Personally, I see intonation as a very important part of a learner instrument. As one works one's way through the Mel Bay or Ted Greene book of your choice (or teacher's choice), you need to be able to actually *hear* how slight changes to chords make a difference. They need to be properly intonated to be able to do that. Again, bring the guitar to a tech and get it set up and properly intonated if such adjustments are possible.

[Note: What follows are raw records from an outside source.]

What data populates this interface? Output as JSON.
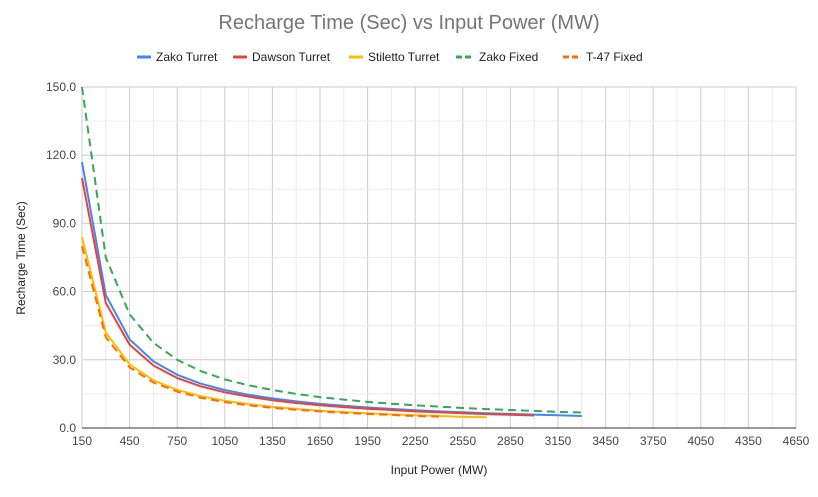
{
  "chart_data": {
    "type": "line",
    "title": "Recharge Time (Sec) vs Input Power (MW)",
    "xlabel": "Input Power (MW)",
    "ylabel": "Recharge Time (Sec)",
    "xlim": [
      150,
      4650
    ],
    "ylim": [
      0,
      150
    ],
    "x_ticks": [
      "150",
      "450",
      "750",
      "1050",
      "1350",
      "1650",
      "1950",
      "2250",
      "2550",
      "2850",
      "3150",
      "3450",
      "3750",
      "4050",
      "4350",
      "4650"
    ],
    "y_ticks": [
      "0.0",
      "30.0",
      "60.0",
      "90.0",
      "120.0",
      "150.0"
    ],
    "grid": true,
    "legend": "top",
    "x": [
      150,
      300,
      450,
      600,
      750,
      900,
      1050,
      1200,
      1350,
      1500,
      1650,
      1800,
      1950,
      2100,
      2250,
      2400,
      2550,
      2700,
      2850,
      3000,
      3150,
      3300
    ],
    "series": [
      {
        "name": "Zako Turret",
        "color": "#4285f4",
        "dashed": false,
        "values": [
          117,
          58.5,
          39,
          29.3,
          23.4,
          19.5,
          16.7,
          14.6,
          13,
          11.7,
          10.6,
          9.8,
          9,
          8.4,
          7.8,
          7.3,
          6.9,
          6.5,
          6.2,
          5.9,
          5.6,
          5.3
        ]
      },
      {
        "name": "Dawson Turret",
        "color": "#ea4335",
        "dashed": false,
        "values": [
          110,
          55,
          36.7,
          27.5,
          22,
          18.3,
          15.7,
          13.8,
          12.2,
          11,
          10,
          9.2,
          8.5,
          7.9,
          7.3,
          6.9,
          6.5,
          6.1,
          5.8,
          5.5,
          null,
          null
        ]
      },
      {
        "name": "Stiletto Turret",
        "color": "#fbbc04",
        "dashed": false,
        "values": [
          84,
          42,
          28,
          21,
          16.8,
          14,
          12,
          10.5,
          9.3,
          8.4,
          7.6,
          7,
          6.5,
          6,
          5.6,
          5.3,
          4.9,
          4.7,
          null,
          null,
          null,
          null
        ]
      },
      {
        "name": "Zako Fixed",
        "color": "#34a853",
        "dashed": true,
        "values": [
          150,
          75,
          50,
          37.5,
          30,
          25,
          21.4,
          18.8,
          16.7,
          15,
          13.6,
          12.5,
          11.5,
          10.7,
          10,
          9.4,
          8.8,
          8.3,
          7.9,
          7.5,
          7.1,
          6.8
        ]
      },
      {
        "name": "T-47 Fixed",
        "color": "#ff6d01",
        "dashed": true,
        "values": [
          80,
          40,
          26.7,
          20,
          16,
          13.3,
          11.4,
          10,
          8.9,
          8,
          7.3,
          6.7,
          6.2,
          5.7,
          5.3,
          5,
          null,
          null,
          null,
          null,
          null,
          null
        ]
      }
    ]
  }
}
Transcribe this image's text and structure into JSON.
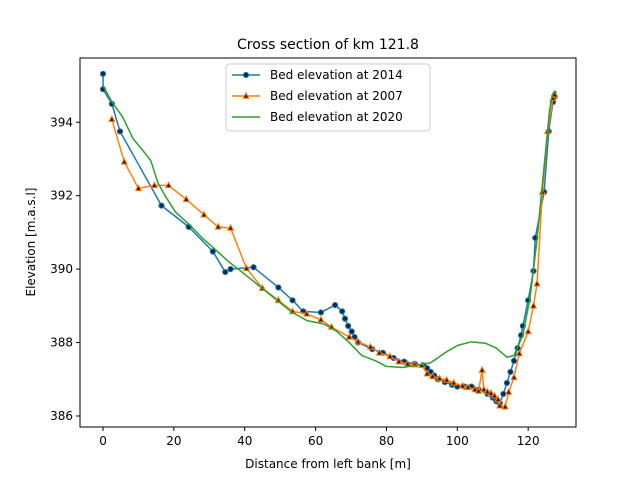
{
  "chart_data": {
    "type": "line",
    "title": "Cross section of km 121.8",
    "xlabel": "Distance from left bank [m]",
    "ylabel": "Elevation [m.a.s.l]",
    "xlim": [
      -6.5,
      133.5
    ],
    "ylim": [
      385.7,
      395.75
    ],
    "xticks": [
      0,
      20,
      40,
      60,
      80,
      100,
      120
    ],
    "yticks": [
      386,
      388,
      390,
      392,
      394
    ],
    "grid": false,
    "legend": "top-center",
    "series": [
      {
        "name": "Bed elevation at 2014",
        "color": "#1f77b4",
        "marker": "circle",
        "marker_face": "#0d2a4a",
        "points": [
          [
            0.0,
            395.32
          ],
          [
            0.0,
            394.9
          ],
          [
            2.5,
            394.5
          ],
          [
            4.8,
            393.75
          ],
          [
            16.5,
            391.73
          ],
          [
            24.2,
            391.15
          ],
          [
            31.0,
            390.48
          ],
          [
            34.5,
            389.92
          ],
          [
            36.0,
            390.0
          ],
          [
            42.5,
            390.05
          ],
          [
            49.5,
            389.5
          ],
          [
            53.5,
            389.15
          ],
          [
            56.5,
            388.85
          ],
          [
            61.5,
            388.82
          ],
          [
            65.5,
            389.02
          ],
          [
            67.5,
            388.85
          ],
          [
            68.3,
            388.65
          ],
          [
            69.2,
            388.45
          ],
          [
            70.2,
            388.3
          ],
          [
            71.0,
            388.15
          ],
          [
            72.0,
            388.0
          ],
          [
            76.0,
            387.82
          ],
          [
            79.0,
            387.72
          ],
          [
            82.0,
            387.58
          ],
          [
            85.0,
            387.48
          ],
          [
            88.0,
            387.42
          ],
          [
            90.5,
            387.38
          ],
          [
            91.5,
            387.3
          ],
          [
            92.5,
            387.2
          ],
          [
            93.5,
            387.1
          ],
          [
            94.5,
            387.0
          ],
          [
            96.5,
            386.92
          ],
          [
            98.5,
            386.85
          ],
          [
            100.0,
            386.8
          ],
          [
            102.0,
            386.8
          ],
          [
            104.0,
            386.8
          ],
          [
            106.0,
            386.72
          ],
          [
            108.5,
            386.6
          ],
          [
            110.0,
            386.5
          ],
          [
            111.0,
            386.4
          ],
          [
            112.0,
            386.35
          ],
          [
            113.0,
            386.6
          ],
          [
            114.0,
            386.9
          ],
          [
            115.0,
            387.2
          ],
          [
            116.0,
            387.5
          ],
          [
            117.0,
            387.85
          ],
          [
            118.0,
            388.2
          ],
          [
            118.5,
            388.45
          ],
          [
            120.0,
            389.15
          ],
          [
            121.5,
            389.95
          ],
          [
            122.0,
            390.85
          ],
          [
            124.5,
            392.1
          ],
          [
            125.8,
            393.75
          ],
          [
            127.0,
            394.55
          ],
          [
            127.5,
            394.7
          ]
        ]
      },
      {
        "name": "Bed elevation at 2007",
        "color": "#ff7f0e",
        "marker": "triangle",
        "marker_face": "#3a1a00",
        "points": [
          [
            2.5,
            394.08
          ],
          [
            6.0,
            392.92
          ],
          [
            10.0,
            392.2
          ],
          [
            14.5,
            392.28
          ],
          [
            18.5,
            392.28
          ],
          [
            23.5,
            391.9
          ],
          [
            28.5,
            391.48
          ],
          [
            32.5,
            391.15
          ],
          [
            36.0,
            391.12
          ],
          [
            40.5,
            390.02
          ],
          [
            45.0,
            389.48
          ],
          [
            49.5,
            389.15
          ],
          [
            53.5,
            388.85
          ],
          [
            57.5,
            388.78
          ],
          [
            61.5,
            388.62
          ],
          [
            64.5,
            388.42
          ],
          [
            69.5,
            388.15
          ],
          [
            72.0,
            388.02
          ],
          [
            75.5,
            387.88
          ],
          [
            78.0,
            387.72
          ],
          [
            81.0,
            387.62
          ],
          [
            83.5,
            387.48
          ],
          [
            86.0,
            387.42
          ],
          [
            88.0,
            387.4
          ],
          [
            90.0,
            387.38
          ],
          [
            91.5,
            387.15
          ],
          [
            93.0,
            387.08
          ],
          [
            95.0,
            387.02
          ],
          [
            97.0,
            386.98
          ],
          [
            99.0,
            386.9
          ],
          [
            101.5,
            386.82
          ],
          [
            103.0,
            386.78
          ],
          [
            105.0,
            386.72
          ],
          [
            106.0,
            386.68
          ],
          [
            107.0,
            387.25
          ],
          [
            107.5,
            386.72
          ],
          [
            108.5,
            386.66
          ],
          [
            109.5,
            386.62
          ],
          [
            110.5,
            386.55
          ],
          [
            111.5,
            386.45
          ],
          [
            112.0,
            386.28
          ],
          [
            113.5,
            386.25
          ],
          [
            114.5,
            386.65
          ],
          [
            116.0,
            387.05
          ],
          [
            117.5,
            387.7
          ],
          [
            120.0,
            388.3
          ],
          [
            121.5,
            389.0
          ],
          [
            122.5,
            389.6
          ],
          [
            124.0,
            392.1
          ],
          [
            125.5,
            393.75
          ],
          [
            127.0,
            394.65
          ],
          [
            127.5,
            394.75
          ]
        ]
      },
      {
        "name": "Bed elevation at 2020",
        "color": "#2ca02c",
        "marker": "none",
        "points": [
          [
            0.0,
            395.0
          ],
          [
            2.5,
            394.55
          ],
          [
            5.5,
            394.15
          ],
          [
            8.5,
            393.55
          ],
          [
            11.5,
            393.2
          ],
          [
            13.5,
            392.95
          ],
          [
            15.5,
            392.35
          ],
          [
            17.5,
            392.0
          ],
          [
            20.5,
            391.55
          ],
          [
            24.5,
            391.2
          ],
          [
            28.0,
            390.85
          ],
          [
            31.5,
            390.55
          ],
          [
            35.5,
            390.2
          ],
          [
            39.5,
            389.9
          ],
          [
            44.0,
            389.55
          ],
          [
            48.5,
            389.2
          ],
          [
            53.0,
            388.85
          ],
          [
            57.5,
            388.6
          ],
          [
            62.5,
            388.5
          ],
          [
            66.0,
            388.3
          ],
          [
            69.5,
            388.0
          ],
          [
            73.0,
            387.65
          ],
          [
            77.0,
            387.5
          ],
          [
            80.0,
            387.35
          ],
          [
            84.5,
            387.32
          ],
          [
            88.5,
            387.38
          ],
          [
            92.5,
            387.45
          ],
          [
            96.5,
            387.72
          ],
          [
            100.0,
            387.92
          ],
          [
            104.0,
            388.02
          ],
          [
            108.0,
            387.98
          ],
          [
            111.0,
            387.85
          ],
          [
            114.0,
            387.6
          ],
          [
            116.0,
            387.65
          ],
          [
            118.5,
            388.2
          ],
          [
            120.5,
            389.2
          ],
          [
            122.5,
            390.8
          ],
          [
            124.5,
            392.8
          ],
          [
            126.0,
            394.3
          ],
          [
            126.8,
            394.75
          ],
          [
            127.5,
            394.85
          ],
          [
            128.0,
            394.8
          ]
        ]
      }
    ]
  }
}
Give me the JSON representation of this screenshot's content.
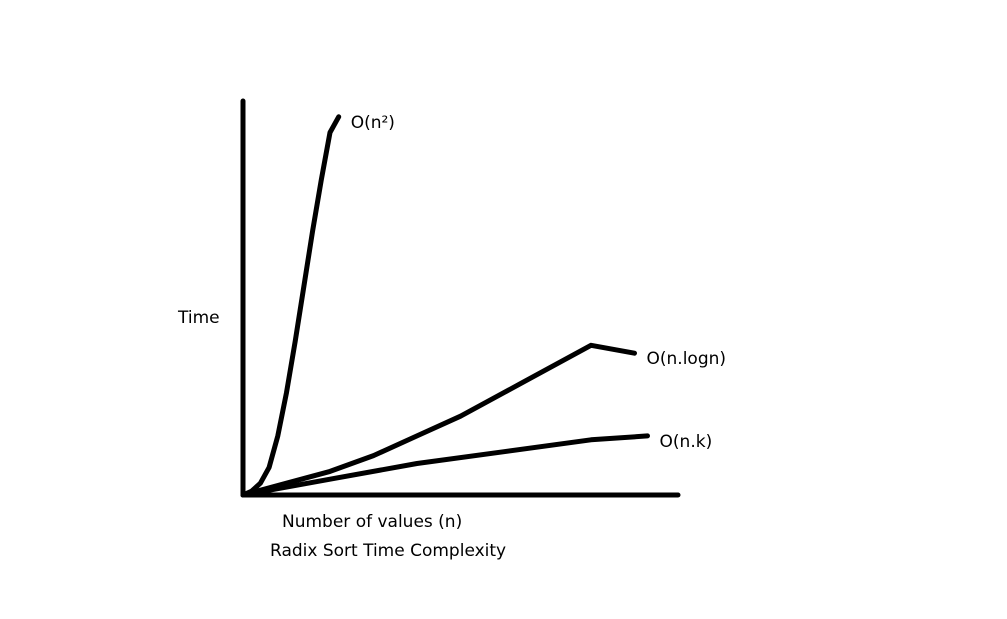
{
  "chart_data": {
    "type": "line",
    "title": "Radix Sort Time Complexity",
    "xlabel": "Number of values (n)",
    "ylabel": "Time",
    "grid": false,
    "legend": "none",
    "xlim": [
      0,
      10
    ],
    "ylim": [
      0,
      10
    ],
    "series": [
      {
        "name": "O(n²)",
        "x": [
          0,
          0.2,
          0.4,
          0.6,
          0.8,
          1.0,
          1.2,
          1.4,
          1.6,
          1.8,
          2.0,
          2.2
        ],
        "y": [
          0,
          0.1,
          0.3,
          0.7,
          1.5,
          2.6,
          3.9,
          5.3,
          6.7,
          8.0,
          9.2,
          9.6
        ]
      },
      {
        "name": "O(n.logn)",
        "x": [
          0,
          1,
          2,
          3,
          4,
          5,
          6,
          7,
          8,
          9
        ],
        "y": [
          0,
          0.3,
          0.6,
          1.0,
          1.5,
          2.0,
          2.6,
          3.2,
          3.8,
          3.6
        ]
      },
      {
        "name": "O(n.k)",
        "x": [
          0,
          2,
          4,
          6,
          8,
          9.3
        ],
        "y": [
          0,
          0.4,
          0.8,
          1.1,
          1.4,
          1.5
        ]
      }
    ],
    "colors": {
      "line": "#000000",
      "background": "#ffffff"
    }
  }
}
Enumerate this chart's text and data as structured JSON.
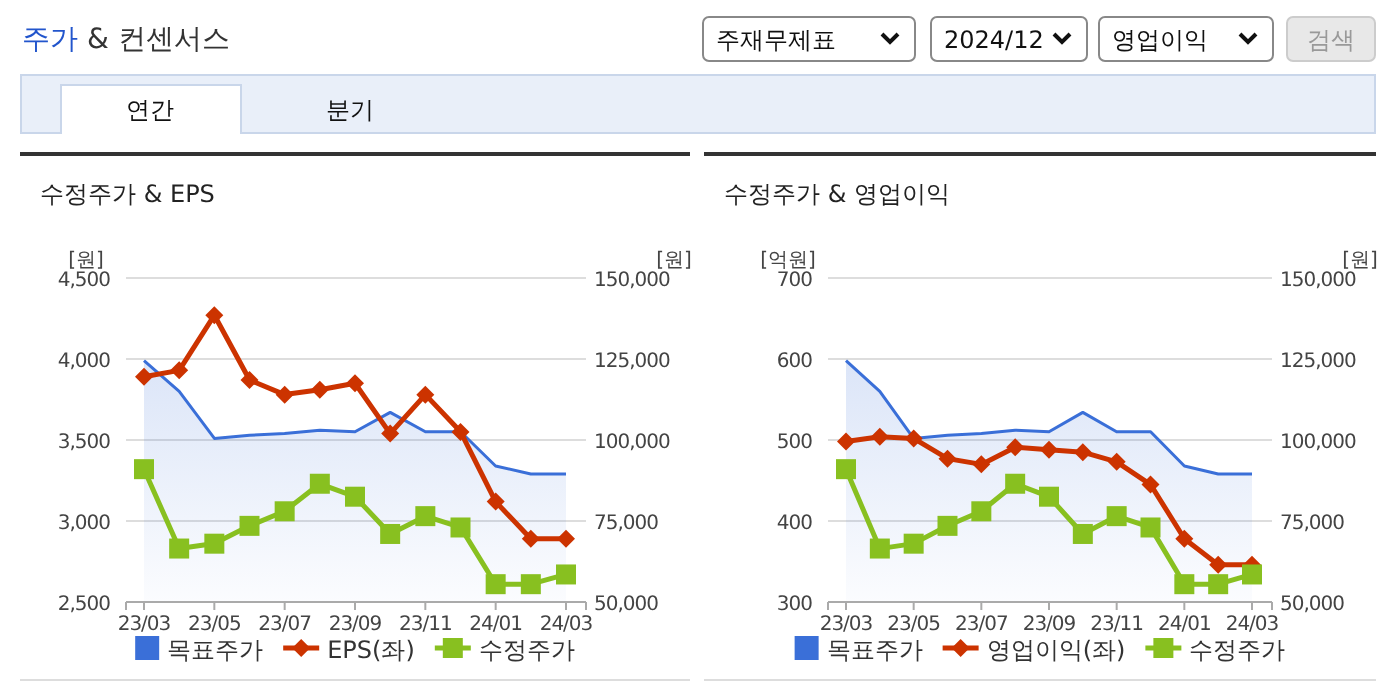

I suppose one can learn on an electric or acoustic. Neither is an impediment to learning how to play the other well. Where I would probably draw the line is that no player should be urged into using pedals too early on. Those first steps revove around understanding the nuance that chord choices and voicings provide, and effects just muddy the waters too much for that.


----------



## I_cant_play (Jun 26, 2006)

jroberts said:


> You should play whatever motivates you to keep playing.


I couldn't agree more. I think the guitar has to be of good quality in terms of setup and stuff so you don't get discouraged by a crappy instrument. However, whether you start on steelstring acoustic, classical or electric should (IMO) be based on what kind of music you want to play. If you ultimately want to play an electric go electric. 

I've heard people argue that it's best to start on acoustic or classical and then move on to electric. However, I've always heard this from people who dont actually play and know what they're talking about. They say this because classical is supposedly harder to play so the transition to electric should go more smoothly. Having actually started on classical and moved on to electric myself, I know I actually found electric more difficult. For me personally, something about the classical/flamenco guitar just makes it fit in my hand and the motions come more naturally. Also, the techniques for classical guitar, flamenco, or other fingerpicking styles are completely different from techniques used in metal or rock which is usually played with a pick. You'll never see a classical guitarist bend a string so I don't see how learning classical is going to make you a better classic rock, blues or metal player.


----------



## zontar (Oct 25, 2007)

I_cant_play said:


> You'll never see a classical guitarist bend a string so I don't see how learning classical is going to make you a better classic rock, blues or metal player.



Sure you will. You'll see vibrato, harmonics, pull offs, hammer ons, etc.

I get your overall point, but I disagree with the last part.


----------



## I_cant_play (Jun 26, 2006)

zontar said:


> Sure you will. You'll see vibrato, harmonics, pull offs, hammer ons, etc.
> 
> I get your overall point, but I disagree with the last part.


but bends?? I've yet to see that. I've heard Paco de Lucia do it on the odd occasion but never a classical guitarist. Then again, I don't listen to classical as much as other stuff..


----------



## Robert1950 (Jan 21, 2006)

You live in Toronto, so there are lots of music stores for you to go to. I'd try out dozens to find out what you like and fits you best.


----------



## Guest (Mar 2, 2008)

Hey there *sally_sockhop*.
Welcome aboard!:wave:

Your mom's a wise woman. For me (and others),
your first electric decision tends to be based on
what your fav bands play. For me? SG (Iommi).

*mhammer*..loved your post. 


mhammer said:


> I suppose one can learn on an electric or acoustic. Neither is an impediment to learning how to play the other well. Where I would probably draw the line is that no player should be urged into using pedals too early on. Those first steps revove around understanding the nuance that chord choices and voicings provide, and effects just muddy the waters too much for that.


is probably the best advice I would've liked to have
known in my early years.

When it is time to shop. The most common advice
is throughout the forum. 
*Go into a shop and try 'em all!*


----------



## marshallman (Feb 3, 2006)

All good advice.

My philosophy : A properly setup guitar is an absolute must, no exceptions! If the kid wants to learn Eruption, buy electric. If he wants to impress chicks at a campfire, buy acoustic. Simple, but effective.:smile:

Anyways, it'll always come down to who wants to spend the hours practicing their craft. Even a properly setup guitar and other shit will never replace a person's will to learn the instrument.:food-smiley-004:


----------



## helmet head (Mar 30, 2008)

No.............


----------